2. Natural feature terms which also often occur as an element in the names of settlements:
CARR Wetland, usually with small shrubs or thin tree cover; useless for agriculture.
GILL or GHYLL A ravine or narrow valley.
HOLM, HOLME and -EY An island or drier place in a marshy area. -ey is never found on its own, only as an integral part of a place-name such as Pudsey. Holm and holme are also found mainly as an integral part of a place-name (e.g. Hipperholme) but there are one or two exceptions.
NESS Promontory or headland
SCAR Cliff or steep rock face, on the coast or inland.
SLACK Small valley or depression in the ground.
SYKE, SIKE, SITCH Small stream or gully.
3. Landscape terms associated with agrigulture
ENG or INGS Water meadows. This is sometimes found as a SEPARATE element in a place-name (such as Fairburn INGS) and should not be confused with the Anglo-Saxon place-name element -ing (ingas = 'the people of...') where it is integral, as in PICKERING.

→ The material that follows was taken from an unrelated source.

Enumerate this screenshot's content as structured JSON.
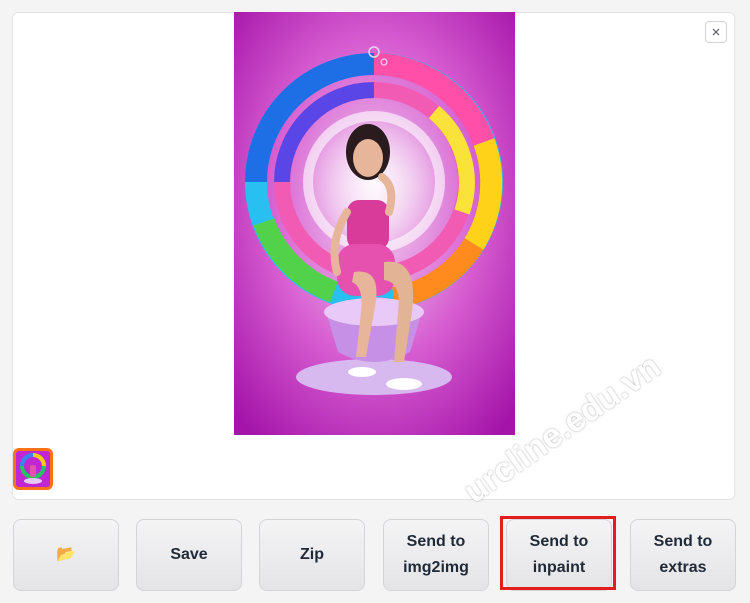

FLAIK, FLEEAK Fence, hurdles, railings.
GARTH Grass enclosure adjacent to a farmhouse.
GRAIN Where a stream branches (also applies to the fork of a tree).
LAITHE, LAITHES, LEEATH A barn.
SCALE, SCALES Summer dwelling and pasture. Can be found in relation to upland fields and also as an element in place-names.
SET, SETT, SEAT, SIDE Similar to SCALE. Summer dwelling and pasture. Can be found in relation to upland fields and also as an element in place-names.